14. The computing system of claim 13, wherein the instructions further configure the computing system to:
generate a RegEX string that instructs the user interface which portion of the asset to visually select.
15. The computing system of claim 14, wherein the generative response engine streams characters in the RegEX string to the user interface, whereby the user interface can expand the visually selected portion of the referenced portion in response to receiving additional characters in the RegEX string.
16. The computing system of claim 11, wherein the instructions further configure the computing system to:
receive a first prompt;
generate the asset in response to the first prompt;
determine, by the generative response engine, that the asset generated in response to the first prompt should be displayed in a collaborative surface;
display the asset generated in response to the first prompt in the collaborative surface outside of a conversational interface that is provided for dialogue with the generative response engine.

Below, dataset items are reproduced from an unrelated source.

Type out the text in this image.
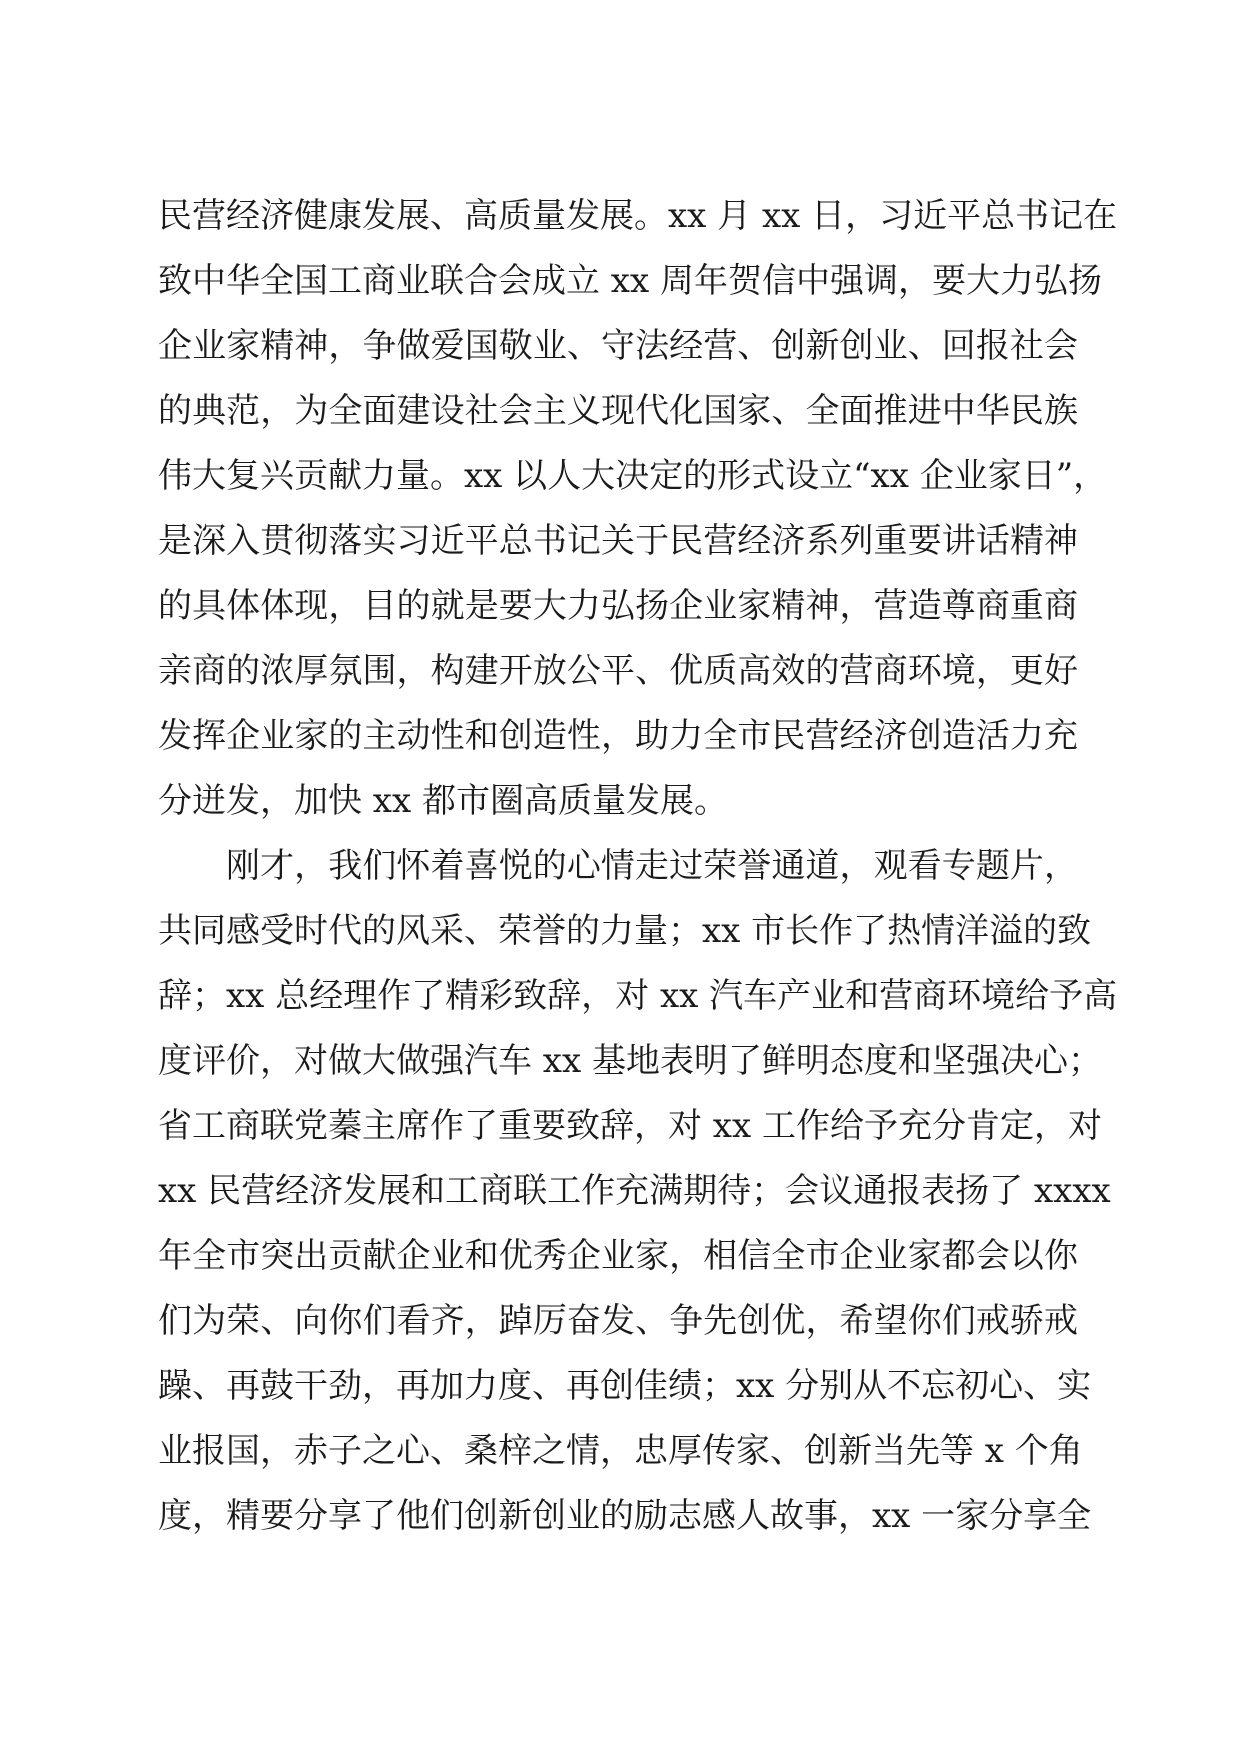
民营经济健康发展、高质量发展。xx 月 xx 日，习近平总书记在
致中华全国工商业联合会成立 xx 周年贺信中强调，要大力弘扬
企业家精神，争做爱国敬业、守法经营、创新创业、回报社会
的典范，为全面建设社会主义现代化国家、全面推进中华民族
伟大复兴贡献力量。xx 以人大决定的形式设立“xx 企业家日”，
是深入贯彻落实习近平总书记关于民营经济系列重要讲话精神
的具体体现，目的就是要大力弘扬企业家精神，营造尊商重商
亲商的浓厚氛围，构建开放公平、优质高效的营商环境，更好
发挥企业家的主动性和创造性，助力全市民营经济创造活力充
分迸发，加快 xx 都市圈高质量发展。
刚才，我们怀着喜悦的心情走过荣誉通道，观看专题片，
共同感受时代的风采、荣誉的力量；xx 市长作了热情洋溢的致
辞；xx 总经理作了精彩致辞，对 xx 汽车产业和营商环境给予高
度评价，对做大做强汽车 xx 基地表明了鲜明态度和坚强决心；
省工商联党蓁主席作了重要致辞，对 xx 工作给予充分肯定，对
xx 民营经济发展和工商联工作充满期待；会议通报表扬了 xxxx
年全市突出贡献企业和优秀企业家，相信全市企业家都会以你
们为荣、向你们看齐，踔厉奋发、争先创优，希望你们戒骄戒
躁、再鼓干劲，再加力度、再创佳绩；xx 分别从不忘初心、实
业报国，赤子之心、桑梓之情，忠厚传家、创新当先等 x 个角
度，精要分享了他们创新创业的励志感人故事，xx 一家分享全
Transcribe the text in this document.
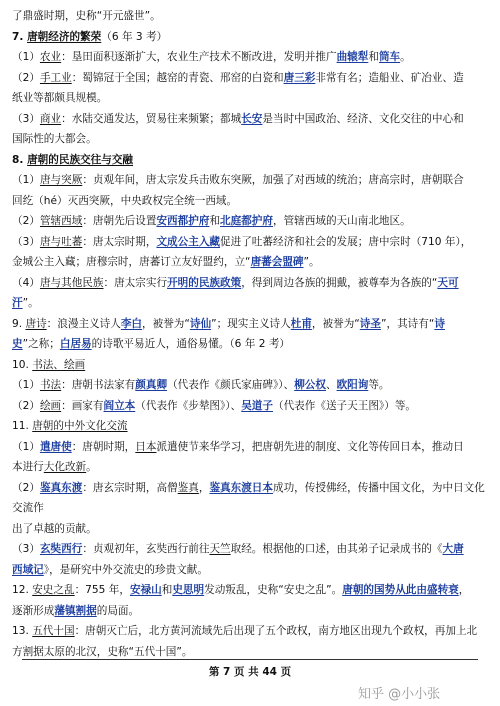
了鼎盛时期，史称“开元盛世”。
7. 唐朝经济的繁荣（6 年 3 考）
（1）农业：垦田面积逐渐扩大，农业生产技术不断改进，发明并推广曲辕犁和筒车。
（2）手工业：蜀锦冠于全国；越窑的青瓷、邢窑的白瓷和唐三彩非常有名；造船业、矿冶业、造
纸业等都颇具规模。
（3）商业：水陆交通发达，贸易往来频繁；都城长安是当时中国政治、经济、文化交往的中心和
国际性的大都会。
8. 唐朝的民族交往与交融
（1）唐与突厥：贞观年间，唐太宗发兵击败东突厥，加强了对西域的统治；唐高宗时，唐朝联合
回纥（hé）灭西突厥，中央政权完全统一西域。
（2）管辖西域：唐朝先后设置安西都护府和北庭都护府，管辖西域的天山南北地区。
（3）唐与吐蕃：唐太宗时期，文成公主入藏促进了吐蕃经济和社会的发展；唐中宗时（710 年），
金城公主入藏；唐穆宗时，唐蕃订立友好盟约，立“唐蕃会盟碑”。
（4）唐与其他民族：唐太宗实行开明的民族政策，得到周边各族的拥戴，被尊奉为各族的“天可
汗”。
9. 唐诗：浪漫主义诗人李白，被誉为“诗仙”；现实主义诗人杜甫，被誉为“诗圣”，其诗有“诗
史”之称；白居易的诗歌平易近人，通俗易懂。（6 年 2 考）
10. 书法、绘画
（1）书法：唐朝书法家有颜真卿（代表作《颜氏家庙碑》）、柳公权、欧阳询等。
（2）绘画：画家有阎立本（代表作《步辇图》）、吴道子（代表作《送子天王图》）等。
11. 唐朝的中外文化交流
（1）遣唐使：唐朝时期，日本派遣使节来华学习，把唐朝先进的制度、文化等传回日本，推动日
本进行大化改新。
（2）鉴真东渡：唐玄宗时期，高僧鉴真，鉴真东渡日本成功，传授佛经，传播中国文化，为中日文化交流作
出了卓越的贡献。
（3）玄奘西行：贞观初年，玄奘西行前往天竺取经。根据他的口述，由其弟子记录成书的《大唐
西域记》，是研究中外交流史的珍贵文献。
12. 安史之乱：755 年，安禄山和史思明发动叛乱，史称“安史之乱”。唐朝的国势从此由盛转衰，
逐渐形成藩镇割据的局面。
13. 五代十国：唐朝灭亡后，北方黄河流域先后出现了五个政权，南方地区出现九个政权，再加上北
方割据太原的北汉，史称“五代十国”。
第 7 页 共 44 页
知乎 @小小张
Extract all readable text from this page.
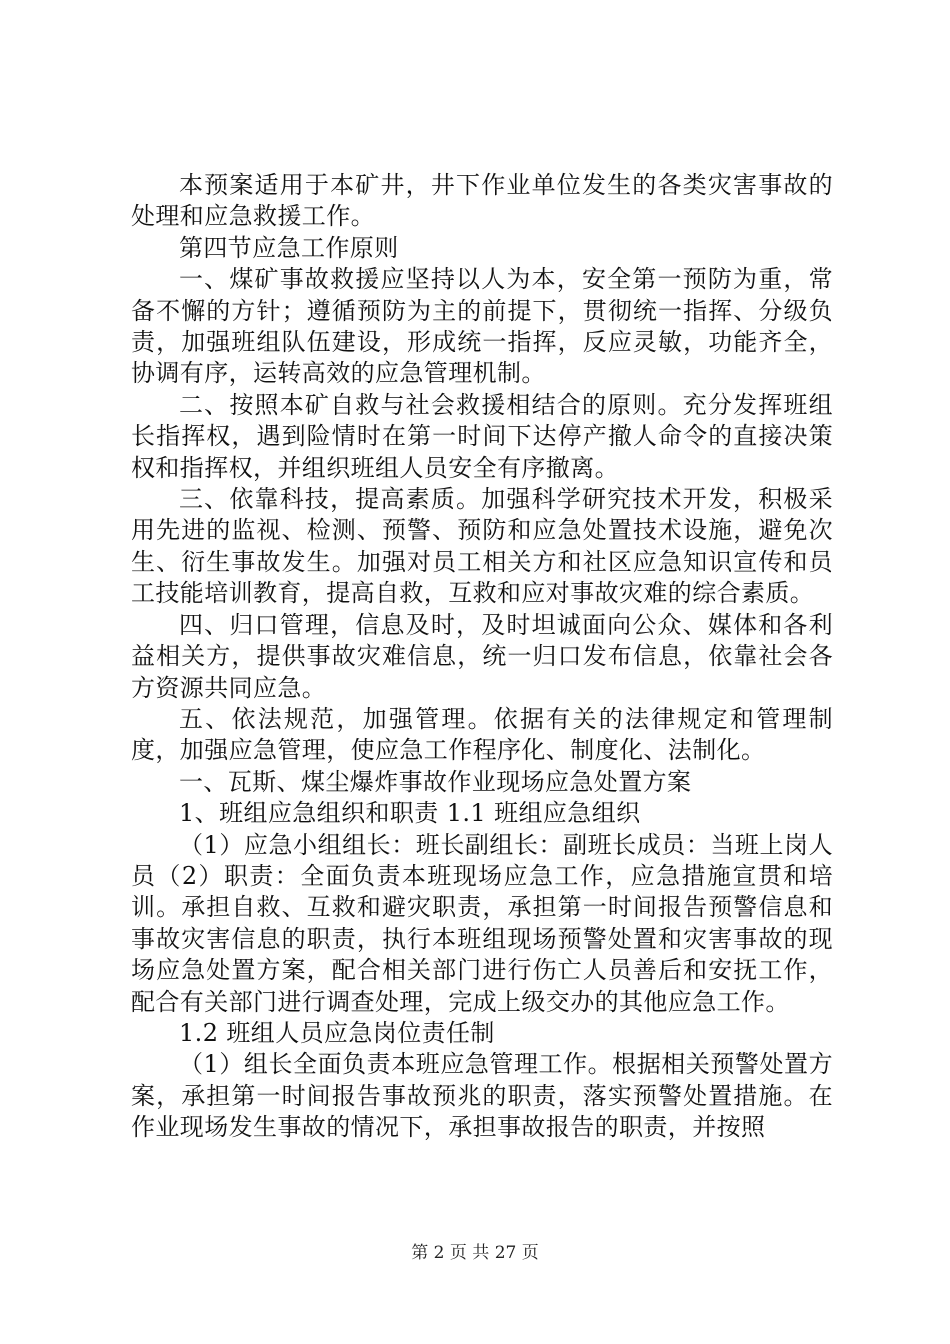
本预案适用于本矿井，井下作业单位发生的各类灾害事故的处理和应急救援工作。

第四节应急工作原则

一、煤矿事故救援应坚持以人为本，安全第一预防为重，常备不懈的方针；遵循预防为主的前提下，贯彻统一指挥、分级负责，加强班组队伍建设，形成统一指挥，反应灵敏，功能齐全，协调有序，运转高效的应急管理机制。

二、按照本矿自救与社会救援相结合的原则。充分发挥班组长指挥权，遇到险情时在第一时间下达停产撤人命令的直接决策权和指挥权，并组织班组人员安全有序撤离。

三、依靠科技，提高素质。加强科学研究技术开发，积极采用先进的监视、检测、预警、预防和应急处置技术设施，避免次生、衍生事故发生。加强对员工相关方和社区应急知识宣传和员工技能培训教育，提高自救，互救和应对事故灾难的综合素质。

四、归口管理，信息及时，及时坦诚面向公众、媒体和各利益相关方，提供事故灾难信息，统一归口发布信息，依靠社会各方资源共同应急。

五、依法规范，加强管理。依据有关的法律规定和管理制度，加强应急管理，使应急工作程序化、制度化、法制化。

一、瓦斯、煤尘爆炸事故作业现场应急处置方案

1、班组应急组织和职责 1.1 班组应急组织

（1）应急小组组长：班长副组长：副班长成员：当班上岗人员（2）职责：全面负责本班现场应急工作，应急措施宣贯和培训。承担自救、互救和避灾职责，承担第一时间报告预警信息和事故灾害信息的职责，执行本班组现场预警处置和灾害事故的现场应急处置方案，配合相关部门进行伤亡人员善后和安抚工作，配合有关部门进行调查处理，完成上级交办的其他应急工作。

1.2 班组人员应急岗位责任制

（1）组长全面负责本班应急管理工作。根据相关预警处置方案，承担第一时间报告事故预兆的职责，落实预警处置措施。在作业现场发生事故的情况下，承担事故报告的职责，并按照

第 2 页 共 27 页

17. The computing system of claim 16, wherein the instructions further configure the computing system to:
prior to the displaying the asset generated in response to the first prompt, determine a type for the asset, wherein the collaborative surface is rendered with properties associated with the type.
18. The computing system of claim 11, wherein the instructions further configure the computing system to:
receive the asset by the generative response engine, wherein the asset is from a file provided to the generative response engine by a user account or the asset is from a file provided to the generative response engine by a third-party application through an API.
19. The computing system of claim 11, wherein the instructions further configure the computing system to:
receive a second prompt, by the generative response engine, the prompt instructing the generative response engine to make suggestions on the asset;
generate, by the generative response engine, at least one suggestion;
anchor, by the front end interface to the generative response engine a comment to a location in the asset to which the at least one suggestion pertains, the comment includes the at least one suggestion.
20. A non-transitory computer-readable storage medium comprising instructions that when executed by at least one processor, cause the at least one processor to:
receive a prompt referring to a portion of an asset and requesting a revision to the portion of the asset, wherein the prompt includes a referenced portion of the asset selected by a user and wherein the prompt implies an unreferenced portion of the asset;
generate, by a generative response engine, a response to the prompt, wherein the response comprises generated tokens that are intended to replace the referenced portion of the asset and generated tokens that instruct a front end to the generative response engine which text should be replaced by the tokens that are intended to replace the referenced portion, but not the unreferenced portion of the asset;
apply, by the front end, the response to the prompt to the asset by replacing the referenced portion of the asset according to the generated tokens that instruct the front end which text should be replaced by the tokens that are intended to replace the referenced portion; and
display, in a user interface rendered by the front end, the asset with the referenced portion of the asset replaced with the generated tokens and the unreferenced portion of the asset unchanged.
21. The method of claim 1, wherein the response comprises instructions to a front end to the generative response engine to replace a portion of the asset matching a regular expressions (RegEX) pattern generated by the generative response engine and wherein the response is applied to the asset based on the referenced portion of the asset matching the RegEX pattern.
22. The method of claim 1, wherein the tokens that instruct the user interface which text should be replaced do not include the unreferenced portion of the asset.